By: James Smith
There’s no doubting that we live in a golden age of technology. We have access to more information and cooler gadgets than anyone in the history of our planet has ever had before. And innovations are only coming more and more quickly. Just think: fifteen years ago, the Internet barely even existed; today, we can’t imagine living without it.
That being so, it’s easy to forget that our ancestors were pretty smart too, and that, however much like sorcery our current inventions may seem, they’re in some ways less revolutionary than what past inventors have accomplished. So, the Daily Lounge presents -- four of the greatest inventions in history:
Compass There was a long, dark period of history when our ancestors wandered around aimlessly and used the stars to figure out what direction they were going in -- perhaps one of the reasons that the Jews wandered for forty years in the desert trying to complete a journey that today should probably take ten hours. Then, somewhere around the year 1000, someone realized that certain magnets always pointed in the same direction, and that direction was always north. How important was that invention? It only made long-distance navigation possible on a large scale.

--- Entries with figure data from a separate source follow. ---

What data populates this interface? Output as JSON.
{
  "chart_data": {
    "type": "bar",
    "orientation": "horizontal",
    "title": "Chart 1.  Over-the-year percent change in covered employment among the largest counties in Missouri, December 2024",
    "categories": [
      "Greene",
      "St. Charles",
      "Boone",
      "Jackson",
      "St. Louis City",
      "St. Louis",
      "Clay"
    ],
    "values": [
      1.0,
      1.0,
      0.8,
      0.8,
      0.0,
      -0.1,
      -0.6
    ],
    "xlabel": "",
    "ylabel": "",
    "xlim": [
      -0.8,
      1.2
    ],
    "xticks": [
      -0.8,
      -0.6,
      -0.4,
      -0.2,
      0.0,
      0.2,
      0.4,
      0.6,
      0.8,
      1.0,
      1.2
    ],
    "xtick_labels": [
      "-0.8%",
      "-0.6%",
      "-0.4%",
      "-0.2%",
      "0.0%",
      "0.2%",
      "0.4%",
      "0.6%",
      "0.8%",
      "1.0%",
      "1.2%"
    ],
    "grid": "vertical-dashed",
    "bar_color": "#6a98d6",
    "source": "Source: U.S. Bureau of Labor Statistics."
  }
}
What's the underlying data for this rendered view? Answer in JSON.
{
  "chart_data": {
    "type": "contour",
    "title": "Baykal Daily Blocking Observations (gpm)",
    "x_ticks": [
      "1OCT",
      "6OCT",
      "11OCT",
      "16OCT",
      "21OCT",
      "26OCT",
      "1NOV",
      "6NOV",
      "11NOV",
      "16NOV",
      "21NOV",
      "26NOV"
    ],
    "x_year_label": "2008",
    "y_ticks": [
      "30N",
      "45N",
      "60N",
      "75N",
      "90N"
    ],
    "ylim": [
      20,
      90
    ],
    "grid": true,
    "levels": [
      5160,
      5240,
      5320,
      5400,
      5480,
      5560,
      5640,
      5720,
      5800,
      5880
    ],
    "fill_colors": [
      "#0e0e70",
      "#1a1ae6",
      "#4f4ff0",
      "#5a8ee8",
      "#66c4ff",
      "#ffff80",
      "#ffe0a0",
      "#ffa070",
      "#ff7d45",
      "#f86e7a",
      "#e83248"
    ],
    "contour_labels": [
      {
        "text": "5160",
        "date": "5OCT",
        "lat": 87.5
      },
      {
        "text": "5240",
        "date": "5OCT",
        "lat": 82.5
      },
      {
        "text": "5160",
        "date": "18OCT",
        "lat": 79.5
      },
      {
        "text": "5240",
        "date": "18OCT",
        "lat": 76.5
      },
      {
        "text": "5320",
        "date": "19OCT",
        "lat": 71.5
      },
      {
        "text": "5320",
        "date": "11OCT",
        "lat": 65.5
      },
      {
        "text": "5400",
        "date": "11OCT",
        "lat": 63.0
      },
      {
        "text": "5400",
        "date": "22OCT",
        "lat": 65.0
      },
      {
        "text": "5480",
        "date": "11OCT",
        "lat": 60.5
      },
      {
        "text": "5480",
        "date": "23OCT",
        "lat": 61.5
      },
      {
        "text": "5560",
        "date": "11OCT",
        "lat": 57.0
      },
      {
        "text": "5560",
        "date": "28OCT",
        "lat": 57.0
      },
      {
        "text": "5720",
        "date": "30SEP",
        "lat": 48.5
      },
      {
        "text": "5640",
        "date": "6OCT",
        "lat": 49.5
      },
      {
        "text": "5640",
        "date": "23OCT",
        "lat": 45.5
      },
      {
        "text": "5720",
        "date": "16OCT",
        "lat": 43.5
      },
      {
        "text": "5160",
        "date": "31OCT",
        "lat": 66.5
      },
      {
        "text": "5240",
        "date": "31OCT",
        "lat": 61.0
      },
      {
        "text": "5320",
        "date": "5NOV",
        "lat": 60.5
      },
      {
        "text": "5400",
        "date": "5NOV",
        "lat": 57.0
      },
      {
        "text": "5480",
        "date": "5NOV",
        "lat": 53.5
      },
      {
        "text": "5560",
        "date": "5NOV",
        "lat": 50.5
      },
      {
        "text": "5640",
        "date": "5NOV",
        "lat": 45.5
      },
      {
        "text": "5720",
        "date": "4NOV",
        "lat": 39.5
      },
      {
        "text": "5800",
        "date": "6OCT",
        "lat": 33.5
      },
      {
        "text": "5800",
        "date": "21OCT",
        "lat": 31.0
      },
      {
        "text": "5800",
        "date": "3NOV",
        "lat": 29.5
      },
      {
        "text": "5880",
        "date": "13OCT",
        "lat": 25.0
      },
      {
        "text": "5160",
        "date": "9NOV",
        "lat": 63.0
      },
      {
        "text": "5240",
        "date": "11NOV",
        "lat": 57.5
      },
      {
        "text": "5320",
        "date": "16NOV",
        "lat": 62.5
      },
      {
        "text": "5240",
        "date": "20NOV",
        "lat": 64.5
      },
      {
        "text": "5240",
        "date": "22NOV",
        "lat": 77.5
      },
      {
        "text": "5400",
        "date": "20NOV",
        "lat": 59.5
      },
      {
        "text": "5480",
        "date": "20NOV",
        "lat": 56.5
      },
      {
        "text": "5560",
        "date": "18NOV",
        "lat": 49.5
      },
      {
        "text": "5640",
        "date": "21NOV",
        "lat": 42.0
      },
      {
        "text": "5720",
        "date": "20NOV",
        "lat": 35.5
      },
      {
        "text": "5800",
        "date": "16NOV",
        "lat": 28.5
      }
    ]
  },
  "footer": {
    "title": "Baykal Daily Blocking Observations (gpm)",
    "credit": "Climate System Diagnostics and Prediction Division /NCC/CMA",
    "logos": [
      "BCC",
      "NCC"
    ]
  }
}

Printing Press Not quite as big a deal as written language, we give you. But when Johannes Gutenberg introduced movable type to Europe in 1439, and then spent the following years tinkering with the various elements that would become the printing press, he transformed the face of Europe, and the world, forever. Suddenly it was possible to mass-produce books, to educate large numbers of people, to communicate through mass media, to transmit knowledge via the page. Not only did Gutenberg create mass media, he made the expansion of the human mind possible.
Interchangeable Parts We’ve all heard of Eli Whitney and how he invented the cotton gin. Somehow, though, his more significant invention, the development of interchangeable parts, is often overlooked. In 1801, Whitney presented to the United States Congress ten rifles, which he disassembled, mixed up, and reassembled in front of them. The result was a process that allowed for large-scale manufacture of almost any device -- and, probably, allowed the manufacturing-heavy North to win the Civil War. Whitney was never able to develop the economies of scale to make interchangeable parts practical, but today the idea is at the heart of all manufacturing worldwide.
Space Shuttle They could have stopped inventing stuff after the moon landing and it would have been all right. Amazing as cell phones and the Internet are, no technological achievement we accomplish will ever reach the simple inconceivability of launching a person into space to walk on the moon. (Until we start establishing colonies on Mars, of course). Neil Armstrong setting foot on the moon may have been the pinnacle of human technological achievement.